EPA awards $1.5M to Inter Tribal Council of Arizona
SAN FRANCISCO – The U.S. Environmental Protection Agency recently awarded $1.5 million to the Inter Tribal Council of Arizona to help identify sources of lead in drinking water in schools or child care facilities.
The funding will help protect children and help advance the federal action plan to reduce childhood lead exposures.
ITCA’s project will offer testing to schools and child-care facilities on the Navajo Nation and other tribes in California, Arizona, Nevada, and New Mexico.
The money was awarded under the Water Infrastructure Improvements for the Nation Act. The Voluntary Lead Testing in Schools and Child Care Drinking Water grant program continues to help protect children’s health and make progress under the federal action plan to reduce childhood lead exposures.
Children can be more vulnerable to pollutants than adults, which can lead to greater exposure and/or unique windows of susceptibility during development.
This is especially true of lead—an exposure that would have little effect on an adult can have a significant effect on a child. Lead in drinking water is one of the main ways children can be exposed to lead.
Gov apologizes for Nevada’s role in boarding schools
CARSON CITY, Nev. (AP) — When it was time for Winona James to return to school, her family hid her in brush near their home in the Carson Valley to prevent officials from the Stewart Indian School from finding her.
James, a member of the Washoe Tribe of Nevada and California, was among the more than 20,000 students who were sent to the boarding school as part of a federal program designed to forcibly assimilate Native Americans into dominant Euro-American culture.
She attended for one year, but her family feared for her life.
“I can remember that my grandmother didn’t want me to come back to Stewart because she thought I would never, ever go back home again,” she said in interview for a University of Nevada, Reno history initiative in 1984.
The Stewart School in Carson City is among more than 350 residential schools that the U.S. Interior Department plans to examine as part of the Federal Boarding School Initiative Review, which includes an investigation into student deaths and known and possible burial sites.
On Friday, Nevada Gov.

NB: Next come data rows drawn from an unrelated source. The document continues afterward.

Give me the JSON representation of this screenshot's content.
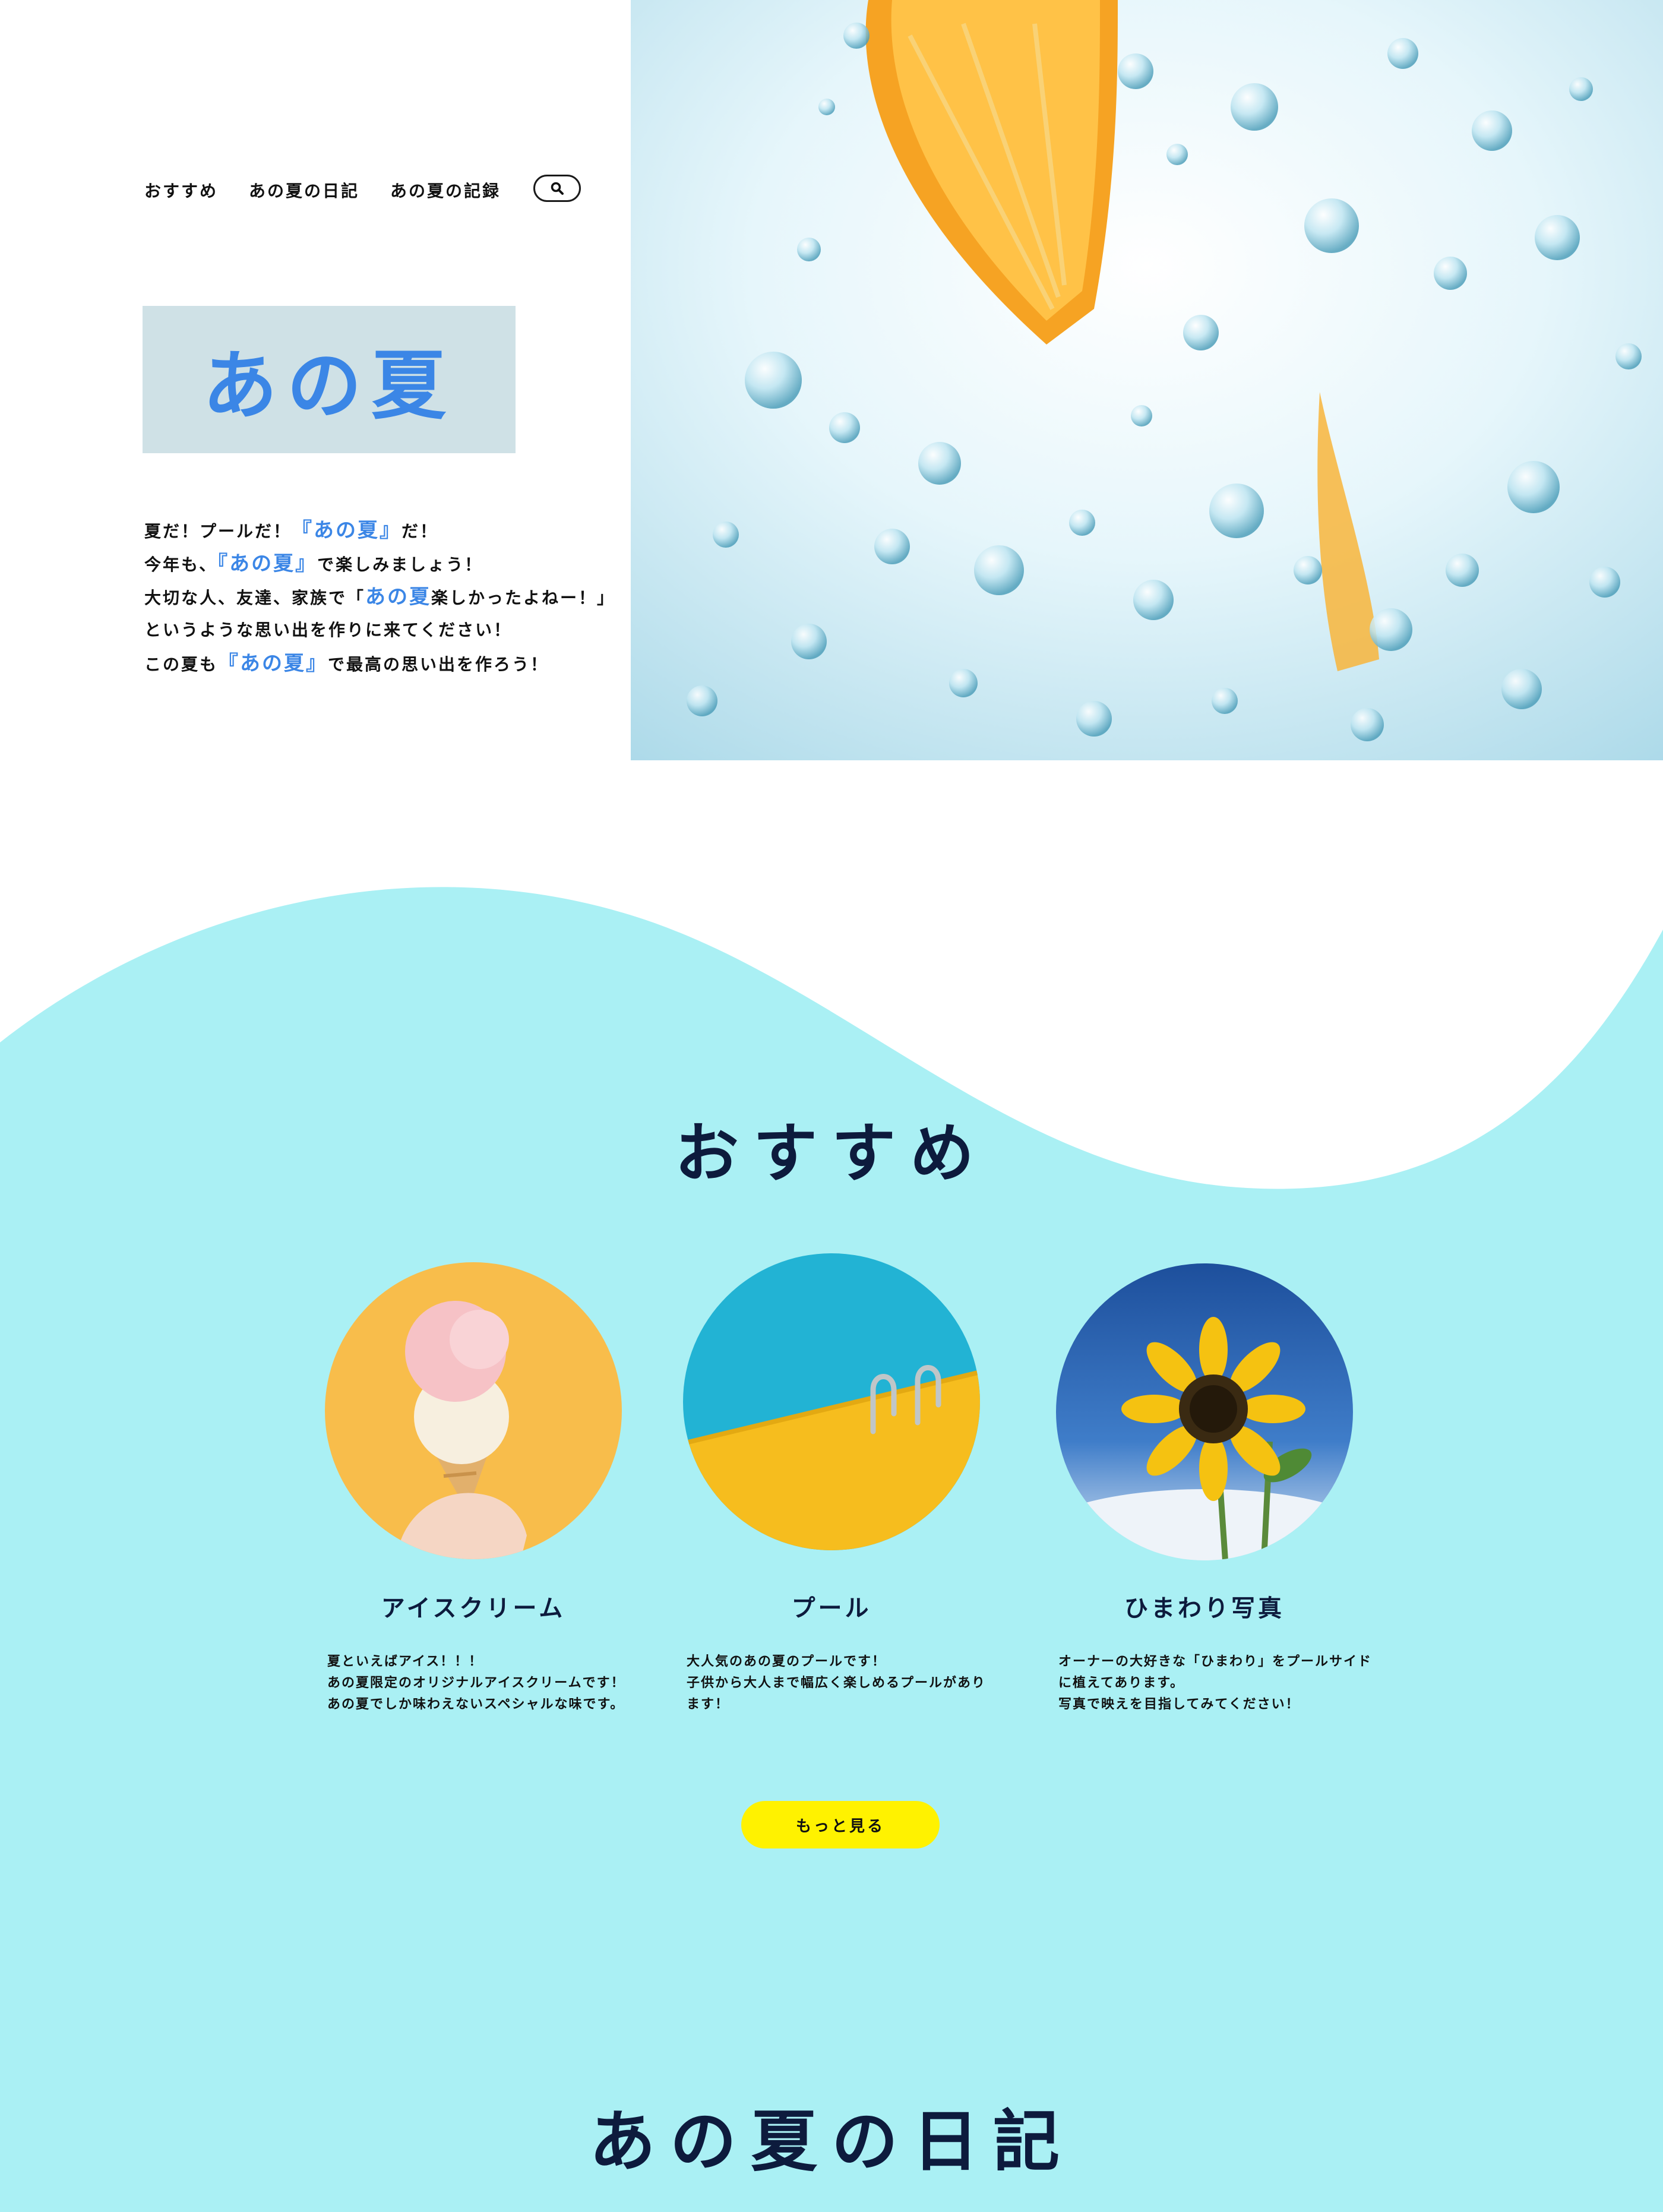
{
  "nav": {
    "items": [
      "おすすめ",
      "あの夏の日記",
      "あの夏の記録"
    ],
    "search_icon": "search-icon"
  },
  "logo": {
    "text": "あの夏"
  },
  "intro": {
    "line1_a": "夏だ！プールだ！",
    "line1_hl": "『あの夏』",
    "line1_b": "だ！",
    "line2_a": "今年も、",
    "line2_hl": "『あの夏』",
    "line2_b": "で楽しみましょう！",
    "line3_a": "大切な人、友達、家族で「",
    "line3_hl": "あの夏",
    "line3_b": "楽しかったよねー！」",
    "line4": "というような思い出を作りに来てください！",
    "line5_a": "この夏も",
    "line5_hl": "『あの夏』",
    "line5_b": "で最高の思い出を作ろう！"
  },
  "recommend": {
    "title": "おすすめ",
    "cards": [
      {
        "title": "アイスクリーム",
        "lines": [
          "夏といえばアイス！！！",
          "あの夏限定のオリジナルアイスクリームです！",
          "あの夏でしか味わえないスペシャルな味です。"
        ]
      },
      {
        "title": "プール",
        "lines": [
          "大人気のあの夏のプールです！",
          "子供から大人まで幅広く楽しめるプールがあり",
          "ます！"
        ]
      },
      {
        "title": "ひまわり写真",
        "lines": [
          "オーナーの大好きな「ひまわり」をプールサイド",
          "に植えてあります。",
          "写真で映えを目指してみてください！"
        ]
      }
    ],
    "more_button": "もっと見る"
  },
  "diary": {
    "title": "あの夏の日記"
  },
  "colors": {
    "section_bg": "#aaf0f4",
    "accent_blue": "#3b86e6",
    "navy": "#0d1b3d",
    "button_yellow": "#fff200",
    "logo_bg": "#cfe1e6"
  }
}
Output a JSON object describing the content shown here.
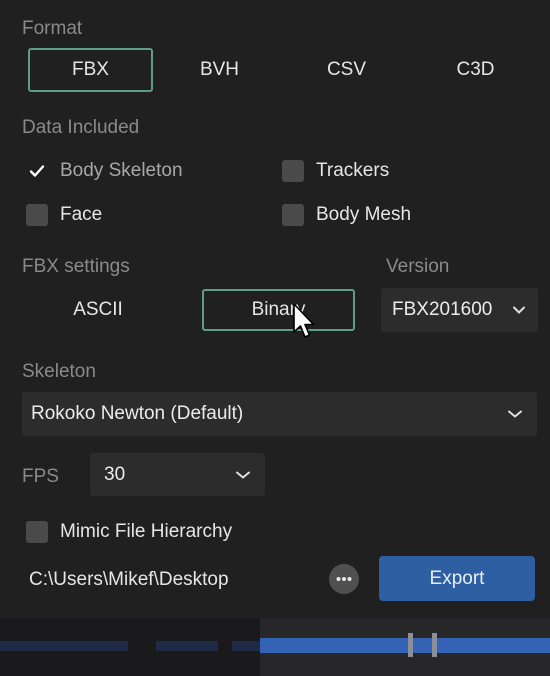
{
  "format": {
    "label": "Format",
    "options": [
      "FBX",
      "BVH",
      "CSV",
      "C3D"
    ],
    "selected": "FBX"
  },
  "data_included": {
    "label": "Data Included",
    "items": [
      {
        "label": "Body Skeleton",
        "checked": true
      },
      {
        "label": "Trackers",
        "checked": false
      },
      {
        "label": "Face",
        "checked": false
      },
      {
        "label": "Body Mesh",
        "checked": false
      }
    ]
  },
  "fbx_settings": {
    "label": "FBX settings",
    "options": [
      "ASCII",
      "Binary"
    ],
    "selected": "Binary"
  },
  "version": {
    "label": "Version",
    "value": "FBX201600"
  },
  "skeleton": {
    "label": "Skeleton",
    "value": "Rokoko Newton (Default)"
  },
  "fps": {
    "label": "FPS",
    "value": "30"
  },
  "mimic": {
    "label": "Mimic File Hierarchy",
    "checked": false
  },
  "path": {
    "value": "C:\\Users\\Mikef\\Desktop"
  },
  "export": {
    "label": "Export"
  },
  "colors": {
    "background": "#202020",
    "accent_border": "#5f9e86",
    "export_button": "#2f5fa3"
  }
}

Steve Sisolak heard stories from tribal elders about the school’s history.
“It is a tragedy that it has taken so long for the federal government to undertake an honest accounting of an immoral program that existed here for generations,” Sisolak said at the Stewart Indian School, which now houses a cultural center and museum.
The governor apologized on behalf of the state and promised to fully cooperate with the Interior Department and its first Native American secretary, Deb Haaland, as they review records and investigate the federal government’s past policies and oversight of Native American boarding schools.